Ukr. Mat. Zh. - 2016. - 68, № 3. - pp. 357-362

We consider a submanifold $F^n$ with $n$ principal directions in the space $E^{n + p}$, where $p \geq n_1$.

### Boundary-value problems for the Helmholts equation in domains of the complex plane

↓ Abstract

Ukr. Mat. Zh. - 2016. - 68, № 3. - pp. 363-376

By using the conformal mappings of plane with elliptic hole and a plane with cross-shaped hole into the outside of the circle, we construct systems of functions playing the role of bases in the spaces of the functions analytic in these domains. The Faber polynomials are biorthogonal with the basis functions. We construct the solutions of the Helmholtz equation in the plane with holes whose boundary values coincide with the boundary values of analytic functions represented in the form of series in these bases.

### Semigroups of endotopisms of efficient and connected relations

↓ Abstract

Ukr. Mat. Zh. - 2016. - 68, № 3. - pp. 377-387

For binary relations satisfying the conditions of efficiency and connectedness, it is shown that the semigroup of all endotopisms of any effective and connected binary relation characterizes this relation to within an isotopism or an antiisotopism.

### Best trigonometric and bilinear approximations for the classes of $(ψ, β)$ -differentiable periodic functions

↓ Abstract

Ukr. Mat. Zh. - 2016. - 68, № 3. - pp. 386-399

We establish the exact-order estimates for the best $m$-term trigonometric approximations of the classes $L^{\psi}_{\beta, 1}$ in the space $L_q,\; 2 < q < \infty$. We also determine the exact orders of the best bilinear approximations for the classes of functions of two variables generated by functions of a single variable from the class$L^{\psi}_{\beta, p}$ by the shifts of the argument in the space $L_{q_1,q_2},\; 1 \leq q_1,\; q_2 \leq \infty$.

### A note on similarity to contraction for stable $2 \times 2$ companion matrices

↓ Abstract

Ukr. Mat. Zh. - 2016. - 68, № 3. - pp. 400-407

We consider companion matrices of size $2 \times 2$ with general complex spectra satisfying a root condition with respect to the closed complex unit circle or the closed left complex half plane. For both cases, smooth and naturally conditioned basis transformations are constructed such that the resulting, transformed matrix is contractive or dissipative, respectively, with respect to the $\ell_2$-norm.

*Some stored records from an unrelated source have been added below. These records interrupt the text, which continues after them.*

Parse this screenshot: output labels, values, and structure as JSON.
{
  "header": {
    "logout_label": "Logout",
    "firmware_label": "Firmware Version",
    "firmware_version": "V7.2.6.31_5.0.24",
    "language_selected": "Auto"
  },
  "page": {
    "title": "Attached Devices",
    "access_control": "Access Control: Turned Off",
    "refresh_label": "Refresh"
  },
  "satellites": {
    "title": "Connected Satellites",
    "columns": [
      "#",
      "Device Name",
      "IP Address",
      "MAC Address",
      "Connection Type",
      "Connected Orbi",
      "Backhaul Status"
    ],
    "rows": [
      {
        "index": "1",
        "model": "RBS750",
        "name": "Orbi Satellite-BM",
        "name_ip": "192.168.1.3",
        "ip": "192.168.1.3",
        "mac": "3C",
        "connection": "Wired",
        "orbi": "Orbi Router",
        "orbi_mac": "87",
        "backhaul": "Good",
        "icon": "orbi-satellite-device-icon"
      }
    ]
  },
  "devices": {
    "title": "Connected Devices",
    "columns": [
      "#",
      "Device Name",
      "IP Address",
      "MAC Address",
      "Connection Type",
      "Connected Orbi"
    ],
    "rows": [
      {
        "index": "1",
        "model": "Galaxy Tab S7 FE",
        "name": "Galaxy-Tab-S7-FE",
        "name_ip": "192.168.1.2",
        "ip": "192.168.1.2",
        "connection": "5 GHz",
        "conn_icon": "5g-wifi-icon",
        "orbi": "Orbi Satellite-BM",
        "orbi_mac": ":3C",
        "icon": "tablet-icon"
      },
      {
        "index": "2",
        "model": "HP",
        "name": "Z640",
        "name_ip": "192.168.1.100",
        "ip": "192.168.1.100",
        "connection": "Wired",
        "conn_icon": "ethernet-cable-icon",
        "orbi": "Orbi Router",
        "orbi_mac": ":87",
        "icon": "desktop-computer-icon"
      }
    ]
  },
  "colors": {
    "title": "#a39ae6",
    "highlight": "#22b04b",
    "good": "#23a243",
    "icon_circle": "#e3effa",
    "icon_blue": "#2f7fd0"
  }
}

### Existence of positive solutions for nonlinear third-order $m$-point impulsive boundary value problems on time scales

↓ Abstract

Ukr. Mat. Zh. - 2016. - 68, № 3. - pp. 408-422

In the paper, the four functionals fixed-point theorem is used to study the existence of positive solutions for nonlinear thirdorder $m$-point impulsive boundary-value problems on time scales. As an application, we give an example demonstrating our results.

### Existence and nonexistence of solutions of reaction-diffusion equation with Robin boundary condition

↓ Abstract

Ukr. Mat. Zh. - 2016. - 68, № 3. - pp. 423-432

We investigate the long-time behavior of the reaction-diffusion equation, which has a nonlinearity of polynomial growth of any order, with Robin boundary condition. Sufficient conditions are obtained for the solutions of the problem to be bounded or approaching infinity at a finite time.